Tutto ciò appare apprezzabile, non solo e non tanto quale strumento d’incremento e semplificazione delle attività di contrasto alla penetrazione della criminalità organizzata nei meccanismi elettorali, che sono il fondamento della democrazia politica, ma anche – e soprattutto a mio giudizio – in ragione della necessità di mettere ordine con dei confini efficaci, ed al contempo netti, tra le condotte di vera e propria adesione ad un consorzio criminale mafioso, che meritano certamente le più gravi sanzioni dell’art. 416 bis c.p. e quelle che, pur di contiguità o di rafforzamento del consorzio – come il promettere utilità in cambio di voti –, non si sostanziano in un’adesione partecipativa all’associazione mafiosa stessa.
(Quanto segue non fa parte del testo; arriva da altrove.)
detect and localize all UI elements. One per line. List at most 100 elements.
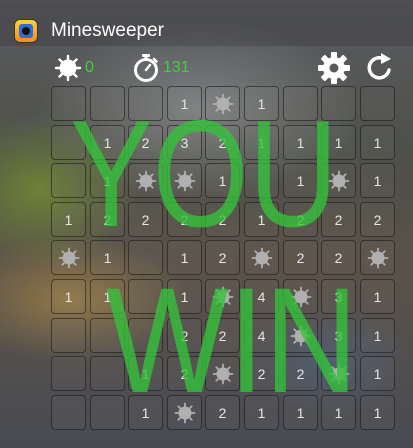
cell-number: 3 — [334, 288, 343, 305]
board-cell-number[interactable]: 2 — [167, 202, 202, 237]
board-cell-number[interactable]: 2 — [90, 202, 125, 237]
board-cell-number[interactable]: 1 — [360, 163, 395, 198]
board-cell-number[interactable]: 2 — [128, 125, 163, 160]
mine-icon — [251, 247, 272, 268]
board-cell-number[interactable]: 1 — [51, 279, 86, 314]
cell-number: 1 — [64, 211, 73, 228]
board-cell-empty[interactable] — [128, 279, 163, 314]
board-cell-number[interactable]: 2 — [167, 356, 202, 391]
board-cell-empty[interactable] — [128, 86, 163, 121]
board-cell-number[interactable]: 1 — [283, 395, 318, 430]
board-cell-number[interactable]: 3 — [321, 318, 356, 353]
board-cell-empty[interactable] — [90, 318, 125, 353]
board-cell-number[interactable]: 2 — [205, 125, 240, 160]
board-cell-number[interactable]: 4 — [244, 279, 279, 314]
board-cell-empty[interactable] — [90, 86, 125, 121]
board-cell-number[interactable]: 1 — [244, 125, 279, 160]
board-cell-empty[interactable] — [90, 395, 125, 430]
board-cell-mine[interactable] — [205, 279, 240, 314]
board-cell-mine[interactable] — [360, 240, 395, 275]
board-cell-number[interactable]: 2 — [167, 318, 202, 353]
board-cell-number[interactable]: 2 — [205, 240, 240, 275]
board-cell-mine[interactable] — [283, 318, 318, 353]
board-cell-number[interactable]: 1 — [283, 125, 318, 160]
board-cell-number[interactable]: 1 — [205, 163, 240, 198]
board-cell-number[interactable]: 1 — [244, 86, 279, 121]
board-cell-number[interactable]: 1 — [128, 356, 163, 391]
board-cell-number[interactable]: 1 — [321, 395, 356, 430]
board-cell-empty[interactable] — [321, 86, 356, 121]
board-cell-number[interactable]: 1 — [244, 395, 279, 430]
board-cell-number[interactable]: 1 — [90, 279, 125, 314]
board-cell-mine[interactable] — [167, 395, 202, 430]
board-cell-number[interactable]: 2 — [244, 356, 279, 391]
board-cell-empty[interactable] — [128, 318, 163, 353]
board-cell-number[interactable]: 1 — [360, 318, 395, 353]
board-cell-number[interactable]: 2 — [321, 202, 356, 237]
board-cell-number[interactable]: 2 — [283, 240, 318, 275]
board-cell-number[interactable]: 1 — [167, 86, 202, 121]
board-cell-number[interactable]: 1 — [360, 395, 395, 430]
mine-icon — [212, 93, 233, 114]
board-cell-number[interactable]: 1 — [51, 202, 86, 237]
board-cell-mine[interactable] — [205, 86, 240, 121]
cell-number: 1 — [257, 404, 266, 421]
mine-icon — [174, 402, 195, 423]
board-cell-mine[interactable] — [321, 163, 356, 198]
settings-button[interactable] — [316, 50, 352, 86]
board-cell-number[interactable]: 4 — [244, 318, 279, 353]
board-cell-empty[interactable] — [51, 163, 86, 198]
cell-number: 1 — [334, 404, 343, 421]
board-cell-number[interactable]: 1 — [128, 395, 163, 430]
board-cell-empty[interactable] — [283, 86, 318, 121]
board-cell-mine[interactable] — [244, 240, 279, 275]
board-cell-empty[interactable] — [51, 86, 86, 121]
mine-icon — [328, 170, 349, 191]
board-cell-mine[interactable] — [167, 163, 202, 198]
board-cell-empty[interactable] — [90, 356, 125, 391]
restart-button[interactable] — [362, 50, 398, 86]
board-cell-number[interactable]: 3 — [321, 279, 356, 314]
cell-number: 1 — [64, 288, 73, 305]
app-title: Minesweeper — [51, 20, 164, 41]
board-cell-number[interactable]: 2 — [321, 240, 356, 275]
board-cell-number[interactable]: 1 — [244, 202, 279, 237]
board-cell-mine[interactable] — [51, 240, 86, 275]
board-cell-number[interactable]: 1 — [167, 279, 202, 314]
board-cell-empty[interactable] — [51, 356, 86, 391]
board-cell-empty[interactable] — [51, 125, 86, 160]
board-cell-number[interactable]: 1 — [360, 279, 395, 314]
board-cell-number[interactable]: 1 — [360, 125, 395, 160]
board-cell-mine[interactable] — [128, 163, 163, 198]
board-cell-number[interactable]: 1 — [360, 356, 395, 391]
board-cell-empty[interactable] — [244, 163, 279, 198]
board-cell-number[interactable]: 2 — [205, 395, 240, 430]
board-cell-empty[interactable] — [51, 318, 86, 353]
board-cell-number[interactable]: 1 — [90, 163, 125, 198]
timer: 131 — [131, 53, 190, 83]
board-cell-number[interactable]: 1 — [283, 163, 318, 198]
board-cell-mine[interactable] — [321, 356, 356, 391]
board-cell-mine[interactable] — [205, 356, 240, 391]
board-cell-mine[interactable] — [283, 279, 318, 314]
cell-number: 2 — [296, 211, 305, 228]
board-cell-empty[interactable] — [51, 395, 86, 430]
board-cell-number[interactable]: 2 — [205, 318, 240, 353]
cell-number: 1 — [373, 327, 382, 344]
cell-number: 2 — [218, 327, 227, 344]
board-cell-number[interactable]: 2 — [128, 202, 163, 237]
board-cell-empty[interactable] — [128, 240, 163, 275]
mine-icon — [212, 286, 233, 307]
cell-number: 1 — [296, 404, 305, 421]
board-cell-number[interactable]: 2 — [205, 202, 240, 237]
cell-number: 1 — [334, 134, 343, 151]
board-cell-empty[interactable] — [360, 86, 395, 121]
board-cell-number[interactable]: 1 — [90, 240, 125, 275]
board-cell-number[interactable]: 2 — [283, 202, 318, 237]
board-cell-number[interactable]: 2 — [360, 202, 395, 237]
board-cell-number[interactable]: 1 — [321, 125, 356, 160]
board-cell-number[interactable]: 1 — [167, 240, 202, 275]
board-cell-number[interactable]: 2 — [283, 356, 318, 391]
board-cell-number[interactable]: 1 — [90, 125, 125, 160]
board-cell-number[interactable]: 3 — [167, 125, 202, 160]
Com’è noto, infatti, nonostante non ve ne sia traccia nella lettera della legge, nel nostro ordinamento si è consolidata una tradizione giurisprudenziale ormai ventennale, che consente di configurare il delitto di “concorso esterno” nel reato di associazione mafiosa, che ha ad oggetto, per così dire, le condotte di chi non partecipa dell’associazione, ma, da esterno ad essa, pone in essere delle attività che rafforzano e consolidano la struttura, l’integrità e la capacità operativa dell’associazione stessa.
Ora, non vi è dubbio che la condotta del politico che eroga favori di qualsiasi utilità ad un’associazione mafiosa, in cambio della promessa di voti, sia astrattamente ascrivibile all’indefinito “concorso esterno“, rafforzando e consolidando l’esistenza dell’associazione stessa; ma questo è un risultato interpretativo contro la lettera della legge.
E siccome la legalità penale è il valore primario di una società liberal-democratica, il risultato più importante della riforma legislativa dell’art. 416 ter cp è quello per il quale, ampliandosi lo spazio di punibilità dello scambio elettorale politico-mafioso, si potranno ridurre, finalmente, gli spazi di configurabilità del concorso esterno nell’associazione mafiosa, che è e resta incriminazione estranea alla legalità penale.